The single binary distribution and one-line install lower the barrier to getting started significantly. But the 62 environment variables, HAND.toml manifest format, per-channel model overrides, and granular security configuration mean this is designed for engineers who want control, not just a quick demo.
The open-source MIT license is a meaningful choice. It means companies can deploy OpenFang internally without licensing concerns, and the community can build on top of it freely. The combination of MIT licensing, a planned FangHub marketplace, and the existing protocol infrastructure (MCP, A2A, OFP) suggests a deliberate ecosystem strategy — not just a tool, but a platform.
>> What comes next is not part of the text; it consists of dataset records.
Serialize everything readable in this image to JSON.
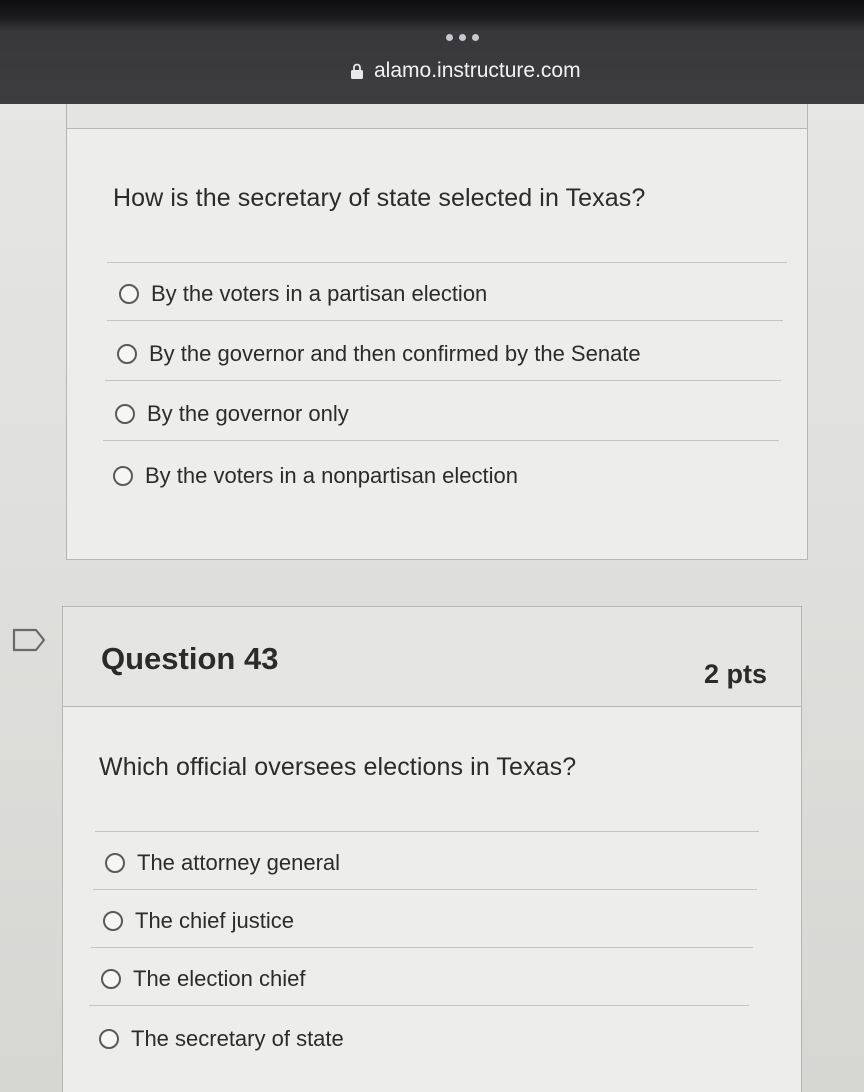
{
  "browser": {
    "url": "alamo.instructure.com"
  },
  "q42": {
    "question": "How is the secretary of state selected in Texas?",
    "options": [
      "By the voters in a partisan election",
      "By the governor and then confirmed by the Senate",
      "By the governor only",
      "By the voters in a nonpartisan election"
    ]
  },
  "q43": {
    "title": "Question 43",
    "points": "2 pts",
    "question": "Which official oversees elections in Texas?",
    "options": [
      "The attorney general",
      "The chief justice",
      "The election chief",
      "The secretary of state"
    ]
  },
  "icons": {
    "lock": "lock-icon",
    "bookmark": "bookmark-flag-icon",
    "tabs": "more-dots-icon"
  }
}
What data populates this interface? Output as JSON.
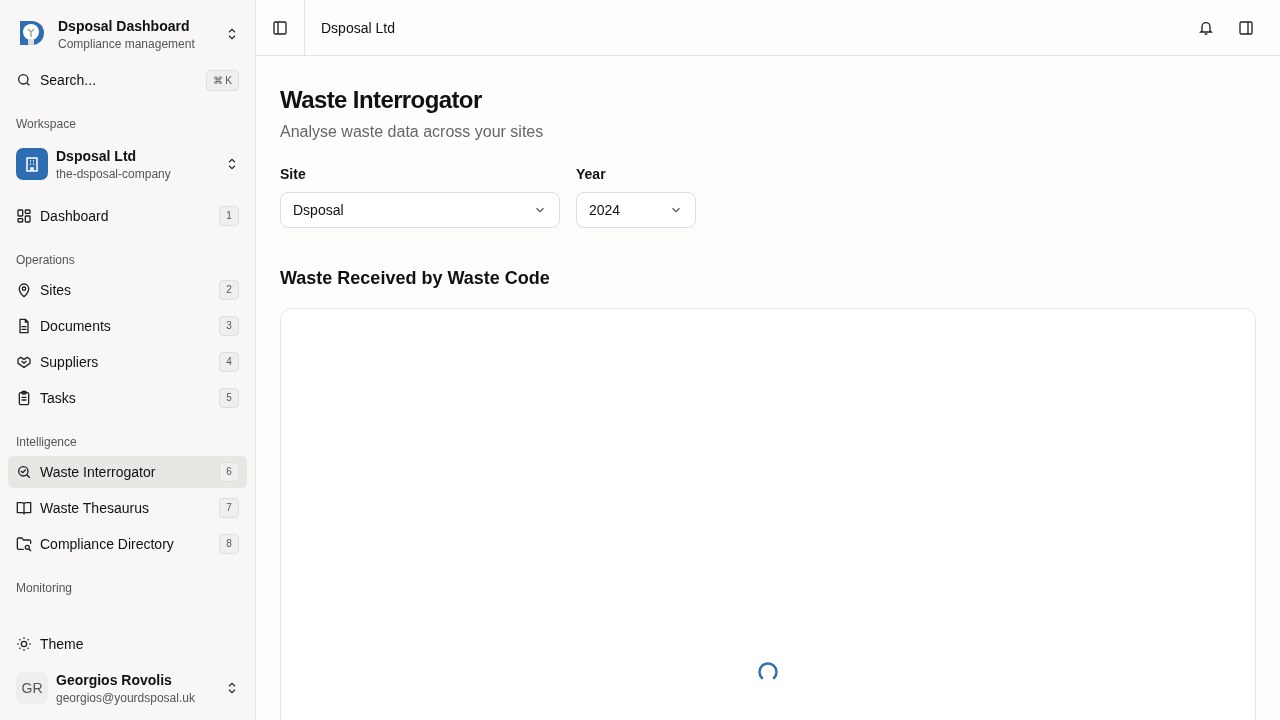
{
  "app": {
    "title": "Dsposal Dashboard",
    "subtitle": "Compliance management"
  },
  "search": {
    "placeholder": "Search...",
    "shortcut": "⌘ K"
  },
  "workspace": {
    "heading": "Workspace",
    "name": "Dsposal Ltd",
    "slug": "the-dsposal-company"
  },
  "nav_sections": [
    {
      "items": [
        {
          "label": "Dashboard",
          "shortcut": "1",
          "selected": false
        }
      ]
    },
    {
      "heading": "Operations",
      "items": [
        {
          "label": "Sites",
          "shortcut": "2",
          "selected": false
        },
        {
          "label": "Documents",
          "shortcut": "3",
          "selected": false
        },
        {
          "label": "Suppliers",
          "shortcut": "4",
          "selected": false
        },
        {
          "label": "Tasks",
          "shortcut": "5",
          "selected": false
        }
      ]
    },
    {
      "heading": "Intelligence",
      "items": [
        {
          "label": "Waste Interrogator",
          "shortcut": "6",
          "selected": true
        },
        {
          "label": "Waste Thesaurus",
          "shortcut": "7",
          "selected": false
        },
        {
          "label": "Compliance Directory",
          "shortcut": "8",
          "selected": false
        }
      ]
    },
    {
      "heading": "Monitoring"
    }
  ],
  "theme_button": "Theme",
  "user": {
    "initials": "GR",
    "name": "Georgios Rovolis",
    "email": "georgios@yourdsposal.uk"
  },
  "breadcrumb": "Dsposal Ltd",
  "page": {
    "title": "Waste Interrogator",
    "subtitle": "Analyse waste data across your sites"
  },
  "filters": [
    {
      "label": "Site",
      "value": "Dsposal"
    },
    {
      "label": "Year",
      "value": "2024"
    }
  ],
  "section_title": "Waste Received by Waste Code",
  "chart_loading": true
}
Practically speaking, if you are building any of the following, OpenFang deserves serious evaluation: autonomous content pipelines, lead generation systems, competitive intelligence monitors, AI-assisted research workflows, multi-channel AI assistants, or any agent that needs to run reliably on a schedule without human intervention.
The Bottom Line
The agent framework space is crowded, but most of it is solving the same problem: making it easier to build chatbots that use tools. OpenFang is solving a different problem — making it possible to deploy agents that operate independently, securely, and reliably on production systems.
137,000 lines of Rust. Zero clippy warnings. 16 security systems. 7 Hands that work while you're not watching. A native desktop dashboard. A Merkle audit trail. A single binary.
Version 0.1.0 — and already the most architecturally serious Agent OS available as open source.
If you have been waiting for an agent framework that takes production deployment as seriously as feature development, OpenFang is worth your time.